Clearly, there must be some correlation between the percent increase in MLD and %DS, as each parameter is based on similar raw data. However, each cutoff value was derived from real-world clinical practice, which means that “50% increase in MLD” is easy to achieve in the patients with >51% in %DS (Figure 2). From Figure 5, it can be seen that a balloon diameter less than the RVD tended to be selected for most of the lesions with RVD >14.7 mm, in contrast to a balloon diameter larger than RVD for lesions with RVD <14.7 mm. As a consequence, “50% increase in MLD” is less likely to be achieved in cases of RVD >14.7 mm, probably because balloon size in such cases is relatively small for the RVD. Consequently, we consider that these values (>51% in %DS and <14.7 mm in RVD) are reasonable to use if the focus is on achieving acute morphological success.
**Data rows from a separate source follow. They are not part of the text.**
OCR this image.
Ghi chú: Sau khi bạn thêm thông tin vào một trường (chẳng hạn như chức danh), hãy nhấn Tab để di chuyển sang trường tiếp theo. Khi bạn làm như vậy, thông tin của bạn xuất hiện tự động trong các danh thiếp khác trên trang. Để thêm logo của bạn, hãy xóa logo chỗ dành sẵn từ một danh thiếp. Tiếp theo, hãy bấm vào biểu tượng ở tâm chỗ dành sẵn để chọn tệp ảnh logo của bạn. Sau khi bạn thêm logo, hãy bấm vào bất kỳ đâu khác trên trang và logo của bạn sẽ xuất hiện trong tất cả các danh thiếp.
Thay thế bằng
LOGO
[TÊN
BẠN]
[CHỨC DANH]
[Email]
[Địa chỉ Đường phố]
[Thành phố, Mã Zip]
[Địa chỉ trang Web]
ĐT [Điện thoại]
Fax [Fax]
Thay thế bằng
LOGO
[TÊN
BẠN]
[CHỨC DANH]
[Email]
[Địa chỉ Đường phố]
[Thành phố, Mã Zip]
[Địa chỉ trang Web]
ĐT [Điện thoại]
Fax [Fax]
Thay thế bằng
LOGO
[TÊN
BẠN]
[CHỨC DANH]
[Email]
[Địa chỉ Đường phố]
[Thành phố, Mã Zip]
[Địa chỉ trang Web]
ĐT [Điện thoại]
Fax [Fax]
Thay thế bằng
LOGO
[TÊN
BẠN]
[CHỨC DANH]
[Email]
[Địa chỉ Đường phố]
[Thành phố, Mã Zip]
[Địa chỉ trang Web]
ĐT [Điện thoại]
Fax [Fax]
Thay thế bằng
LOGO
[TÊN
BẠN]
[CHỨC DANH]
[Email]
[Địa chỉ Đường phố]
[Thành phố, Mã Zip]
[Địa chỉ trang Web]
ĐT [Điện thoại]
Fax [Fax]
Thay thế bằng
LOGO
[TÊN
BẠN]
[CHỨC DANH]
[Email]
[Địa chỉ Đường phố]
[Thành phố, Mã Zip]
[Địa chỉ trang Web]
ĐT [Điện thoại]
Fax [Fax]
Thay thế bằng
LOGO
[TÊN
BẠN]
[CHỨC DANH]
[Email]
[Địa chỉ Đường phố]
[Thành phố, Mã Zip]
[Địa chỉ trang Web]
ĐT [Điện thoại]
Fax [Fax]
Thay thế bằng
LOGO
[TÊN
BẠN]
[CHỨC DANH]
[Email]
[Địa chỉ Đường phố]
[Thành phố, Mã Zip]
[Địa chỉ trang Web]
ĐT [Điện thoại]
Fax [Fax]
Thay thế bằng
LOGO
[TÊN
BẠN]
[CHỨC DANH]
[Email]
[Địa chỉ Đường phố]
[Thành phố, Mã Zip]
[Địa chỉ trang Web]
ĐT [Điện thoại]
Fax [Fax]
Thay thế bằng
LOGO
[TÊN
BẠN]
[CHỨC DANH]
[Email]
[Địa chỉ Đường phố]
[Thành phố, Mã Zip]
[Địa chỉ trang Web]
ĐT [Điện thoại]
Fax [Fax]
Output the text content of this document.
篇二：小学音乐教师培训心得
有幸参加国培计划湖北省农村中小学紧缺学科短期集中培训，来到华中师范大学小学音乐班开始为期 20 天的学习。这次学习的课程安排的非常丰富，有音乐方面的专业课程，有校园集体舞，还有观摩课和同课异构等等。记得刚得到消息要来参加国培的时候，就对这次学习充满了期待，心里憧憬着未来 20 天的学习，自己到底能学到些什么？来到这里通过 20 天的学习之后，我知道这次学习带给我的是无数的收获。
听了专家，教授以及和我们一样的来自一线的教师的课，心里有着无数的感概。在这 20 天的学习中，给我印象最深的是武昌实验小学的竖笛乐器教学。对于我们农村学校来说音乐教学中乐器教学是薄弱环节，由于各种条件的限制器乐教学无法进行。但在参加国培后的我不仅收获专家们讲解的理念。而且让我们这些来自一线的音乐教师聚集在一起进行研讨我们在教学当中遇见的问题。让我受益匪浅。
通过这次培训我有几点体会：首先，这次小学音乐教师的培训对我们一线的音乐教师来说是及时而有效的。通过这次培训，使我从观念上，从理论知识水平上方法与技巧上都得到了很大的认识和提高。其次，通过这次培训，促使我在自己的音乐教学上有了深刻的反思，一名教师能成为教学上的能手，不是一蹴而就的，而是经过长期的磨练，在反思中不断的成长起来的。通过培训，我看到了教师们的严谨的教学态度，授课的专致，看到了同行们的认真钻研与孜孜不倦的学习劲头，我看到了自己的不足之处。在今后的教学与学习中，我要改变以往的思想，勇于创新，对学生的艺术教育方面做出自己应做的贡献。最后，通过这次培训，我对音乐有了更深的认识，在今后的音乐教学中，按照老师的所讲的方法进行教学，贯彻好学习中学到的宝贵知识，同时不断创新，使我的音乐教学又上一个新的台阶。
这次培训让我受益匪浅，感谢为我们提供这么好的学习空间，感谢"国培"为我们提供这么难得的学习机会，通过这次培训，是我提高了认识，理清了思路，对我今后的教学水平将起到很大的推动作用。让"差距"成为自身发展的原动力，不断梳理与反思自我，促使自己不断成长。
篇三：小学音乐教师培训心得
Relationship Between Morphologic and Hemodynamic Effectiveness

Several studies have demonstrated that PA stenting is effective in increasing PA diameter, reducing PG6,10,1416 and increasing perfusion of the affected lung.4,6,11 Occasionally there is a disparity between the expected hemodynamic change and morphologic improvement. Increased flow to the affected side partially restores the PG. Cunningham et al postulated that this disagreement is likely to be attributable to the presence of diffuse, distal stenosis, and to abnormalities in the mechanical behavior of these patients’ pulmonary arteries.17 We found no significant relationship between “morphologic effectiveness” and “reduction of PG >50%”; if we took both the results of the PG and lung perfusion scan into account, “hemodynamic effectiveness” was more likely to be achieved in the “morphologic effectiveness” group. When the stenotic vessel with normal vascular resistance and decreased blood flow is dilated by stenting, the increase in blood flow may mask changes in the PG. Our result may be partly explained by such a shift in blood flow. From our data, we could not determine whether these factors might contribute to the disagreement between hemodynamic and morphological effectiveness.

Study Limitations

This study was based on data from a questionnaire survey, and background data of the patients, morphological measurement of the target, and PG were limited. Lack of other hemodynamic data such as right ventricular pressure and definitive clinical benefits also limited the analysis. The small number of patients may limit the significance of the statistical analysis.

Conclusions

Factors that contributed to acute morphologic effectiveness were the morphological features of the stenotic vessel itself (>51% in %DS and <14.7 mm in RVD), while other factors such as age, ventricular anatomy, type of stent, and stent remount on the delivery system did not contribute. There was significant relationship between “morphologic effectiveness” and “hemodynamic effectiveness” when both the increase in perfusion of the affected lung as well as the PG change were taken into account.

Acknowledgments

We thank Dr Peter M. Olley, Professor Emeritus of Pediatrics, University of Alberta, and Dr. Setsuko Olley for language consultation.